Neue Chance nach gescheiterter Ehe?

Gedanken zum siebenundzwanzigsten Sonntag im Jahreskreis


"Was Gott verbunden hat, darf der Mensch nicht trennen." So klar Jesus im heutigen Evangelium den Grundsatz der unscheidbaren Einehe ausspricht, so schwer auflösbar sind die Problemknoten, zu denen das Prinzip in der Praxis führt, von Anfang an. Schon innerhalb des Neuen Testaments wird die Unscheidbarkeit der Ehe durch eine Ausnahme aufgeweicht, laut Mattäus (19,9) bestimmt Jesus: "Ich sage euch: Wer seine Frau entläßt, obwohl kein Fall von Unzucht vorliegt, und eine andere heiratet, der begeht Ehebruch." Auf diese Ausnahme berufen sich Orthodoxe und Evangelische, während in der katholischen Kirche auch Ehebruch dem verratenen Partner nicht das Recht gibt, eine neue Verbindung einzugehen.

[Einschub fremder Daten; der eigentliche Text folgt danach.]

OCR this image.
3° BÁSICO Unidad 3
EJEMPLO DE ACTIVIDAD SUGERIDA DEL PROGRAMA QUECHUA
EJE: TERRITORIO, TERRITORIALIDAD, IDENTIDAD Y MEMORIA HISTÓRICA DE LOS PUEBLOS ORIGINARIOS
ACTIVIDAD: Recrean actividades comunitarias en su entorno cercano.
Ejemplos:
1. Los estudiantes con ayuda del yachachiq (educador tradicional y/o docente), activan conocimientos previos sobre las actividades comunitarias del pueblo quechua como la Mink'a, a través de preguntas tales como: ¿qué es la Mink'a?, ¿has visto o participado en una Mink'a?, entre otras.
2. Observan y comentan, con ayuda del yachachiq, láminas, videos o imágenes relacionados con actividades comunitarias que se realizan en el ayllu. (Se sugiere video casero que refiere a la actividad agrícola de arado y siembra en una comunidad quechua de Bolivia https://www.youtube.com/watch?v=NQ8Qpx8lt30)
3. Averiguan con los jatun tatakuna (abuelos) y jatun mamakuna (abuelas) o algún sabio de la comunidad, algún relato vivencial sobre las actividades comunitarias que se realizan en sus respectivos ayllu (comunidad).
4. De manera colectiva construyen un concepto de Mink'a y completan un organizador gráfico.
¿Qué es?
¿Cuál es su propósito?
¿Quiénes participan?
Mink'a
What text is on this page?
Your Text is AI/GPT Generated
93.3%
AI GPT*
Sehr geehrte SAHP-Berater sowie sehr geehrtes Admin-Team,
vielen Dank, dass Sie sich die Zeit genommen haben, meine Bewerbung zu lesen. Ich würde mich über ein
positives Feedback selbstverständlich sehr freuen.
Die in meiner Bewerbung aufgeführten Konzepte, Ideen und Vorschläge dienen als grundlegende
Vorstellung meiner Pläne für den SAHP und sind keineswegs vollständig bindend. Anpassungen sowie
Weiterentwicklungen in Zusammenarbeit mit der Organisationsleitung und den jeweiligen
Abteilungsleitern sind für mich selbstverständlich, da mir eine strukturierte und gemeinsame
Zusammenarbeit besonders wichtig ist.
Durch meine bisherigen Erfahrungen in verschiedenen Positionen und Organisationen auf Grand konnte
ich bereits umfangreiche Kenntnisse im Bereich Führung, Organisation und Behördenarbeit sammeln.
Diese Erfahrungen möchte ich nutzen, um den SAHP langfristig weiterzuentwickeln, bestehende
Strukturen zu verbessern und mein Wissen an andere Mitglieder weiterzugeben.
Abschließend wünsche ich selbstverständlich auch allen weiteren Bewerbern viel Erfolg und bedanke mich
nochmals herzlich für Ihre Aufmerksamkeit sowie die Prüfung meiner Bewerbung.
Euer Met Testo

Wie wird solche Strenge gerechtfertigt? Allein Gehorsam dem Herrenwort gegenüber kann es nicht sein, sonst dürfte das Verbot "Schwört überhaupt nicht!", das in der Bergpredigt dem Scheidungsverbot unmittelbar folgt (Mt 5,32/34) von der offiziellen Kirche nicht so dreist mißachtet werden; einer der unangenehmsten Momente meiner kirchlichen Laufbahn war der uns abgepreßte Antimodernisten-Eid, den nicht zur feierlichen Lüge werden zu lassen damals der äußersten Interpretations-Rabulistik bedurfte - heute dürften noch härtere Schwüre zu den Voraussetzungen einer höheren Kirchenkarriere gehören. Was die solches anordnenden Herren sich beim Blick auf das Evangelium denken, diese Frage ist eins der Rätsel, auf deren Lösung in diesem Leben ich nicht mehr hoffe.

Wenn nicht Gehorsam, was ist dann der Grund des strengen katholischen Eherechts? Anfangs der Sechziger Jahre durfte ich in Rom noch mit P. Hürth SJ sprechen, wenige Monate vor seinem Tod. Er galt als einer der großen alten Männer der päpstlichen Universität Gregoriana, hatte, so hieß es, maßgeblichen Anteil an der Ehe-Enzyklika Casti Connubii des Papstes Pius XI. Damals sagte er mir ungefähr folgendes: "Wer leugnet, daß es Ehen gibt, die eigentlich gar keine Ehen mehr sind, der leugnet Tatsachen. Versuchen wir aber einmal, uns auf Gottes Standpunkt zu stellen. Was geschähe, wenn er eine Scheidung dieser mißlungenen Ehe zuließe? Dann würden soundsoviele junge Ehepaare bei der ersten schweren Krise, statt sie zu bestehen, gleich an Scheidung denken. Und aus der Möglichkeit der Scheidung würde ihre häufige Tatsächlichkeit entspringen. Wo kämen wir da hin! Deshalb hat Gott es in seiner Weisheit anders geregelt."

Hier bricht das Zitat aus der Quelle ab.